Lithweb is developed network API agnostic and requires no dynamic memory allocation (malloc/free). Its main target are microcontrollers and it has a memory footprint of as little as 0.5kiB. To make it work you'll have to provide an implementation of the ioops functions.
GET variable support has the scaffolding up, but URL parameter parsing not yet implemented.
However POST request support it fully implemented, including MIME Multipart reconstuction.
See the test/bsdsocket.c for an example on how to implement ioops and for a file upload example.
So far the repositry does not contain the tag nesting functions, but I have those, too.
Security issues? Probably some but so far not identified yet. However when I tried fuzzing it, the fuzzer got crashed by litheweb %) (litheweb was not impressed).
As I'm writing a web server as well (just for hobby, won't be big and professional like nginx), I did glance at Nxweb's code a few months ago. It's pretty hard to grasp, and I consider myself to be a pretty experienced C programmer. Hard to grasp code usually raises some red flags, security wise. It does perform well, though, and has some pretty interesting ideas. It is well worth looking, even if for learning a thing or two.

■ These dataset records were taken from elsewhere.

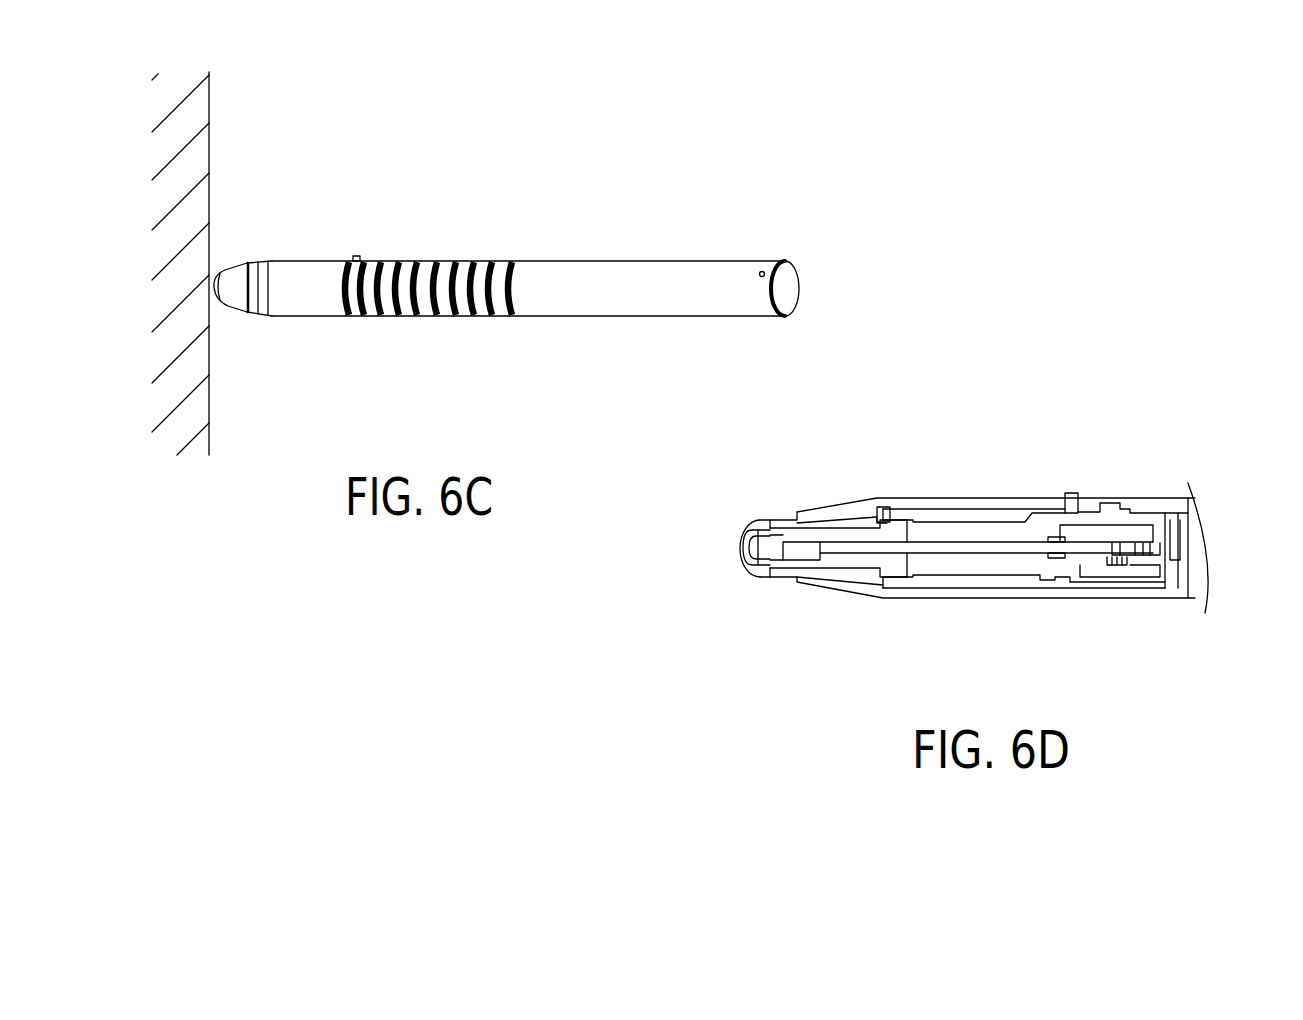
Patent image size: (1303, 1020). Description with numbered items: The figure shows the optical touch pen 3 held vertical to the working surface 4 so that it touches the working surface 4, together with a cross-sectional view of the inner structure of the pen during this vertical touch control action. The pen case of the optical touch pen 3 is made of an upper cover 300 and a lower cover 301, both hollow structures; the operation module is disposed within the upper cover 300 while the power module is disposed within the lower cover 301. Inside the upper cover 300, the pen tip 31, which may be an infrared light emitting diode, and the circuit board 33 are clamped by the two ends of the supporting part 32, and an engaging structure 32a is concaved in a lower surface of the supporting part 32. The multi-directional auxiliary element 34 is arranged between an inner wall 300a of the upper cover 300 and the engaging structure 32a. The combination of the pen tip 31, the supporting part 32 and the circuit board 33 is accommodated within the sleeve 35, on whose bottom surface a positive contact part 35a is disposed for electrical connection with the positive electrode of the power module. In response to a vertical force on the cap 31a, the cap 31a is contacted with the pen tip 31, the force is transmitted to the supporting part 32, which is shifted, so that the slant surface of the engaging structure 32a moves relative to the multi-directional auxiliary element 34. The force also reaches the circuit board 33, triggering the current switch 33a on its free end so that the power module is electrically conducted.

In FIG. 6C, the optical touch pen 3 is at (506, 210).
In FIG. 6C, the working surface 4 is at (195, 110).
In FIG. 6C, the upper cover 300 is at (307, 283).
In FIG. 6D, the upper cover 300 is at (983, 497).
In FIG. 6D, the inner wall 300a is at (853, 512).
In FIG. 6C, the lower cover 301 is at (620, 287).
In FIG. 6D, the pen tip 31 is at (755, 550).
In FIG. 6C, the cap 31a is at (217, 283).
In FIG. 6D, the cap 31a is at (767, 520).
In FIG. 6D, the supporting part 32 is at (853, 562).
In FIG. 6D, the engaging structure 32a is at (877, 521).
In FIG. 6D, the circuit board 33 is at (1002, 548).
In FIG. 6D, the current switch 33a is at (1140, 560).
In FIG. 6D, the multi-directional auxiliary element 34 is at (886, 517).
In FIG. 6D, the sleeve 35 is at (1167, 532).
In FIG. 6D, the positive contact part 35a is at (1162, 558).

The Reddit thread for Nope.c is generating a lot of constructive criticism. It ranges from stylistic issues to security issues to architectures issues. Nope's author might learn a lot of stuff and have a lot of fun -- I sure did when writing my own.
Why wouldn't one write something like that directly as an httpd or nginx module? You get fastest possible C http server, together with a very good utility library and just need to write your own routing and handling functions. I mean, why rewrite the server component when you can just use an existing one? I can see not wanting to use one of the CGI interfaces for maximum performance (and ultimate fun), but there's very little point in rewriting the http(s) handling yet again.
When you cross-posted this from reddit you forgot to retain the context:
I am the developer behind nope.c: an ultra-lightweight network application platform for C language. It's early days, so, could I have some feedback please? Thanks. And, yes, the website is hosted runs on nope.c.
Sure it's buggy as hell, but it doesn't actually matter yet because the author isn't presenting it as more developed than it is.
Looks great! You might want to fix the "node.c" that appears on a few pages (for instance the documentation), and limit the maximum value one can input into your factors calculator.
It tries to copy a buffer of 1024 byte (max) into a buffer of 512 bytes (by executing a request with an URL longer than 512 bytes).
It also runs 15 children process and use blocking socket, meaning that it's easily "DoS'able".
The overall code seems very "unsecure" and poorly designed.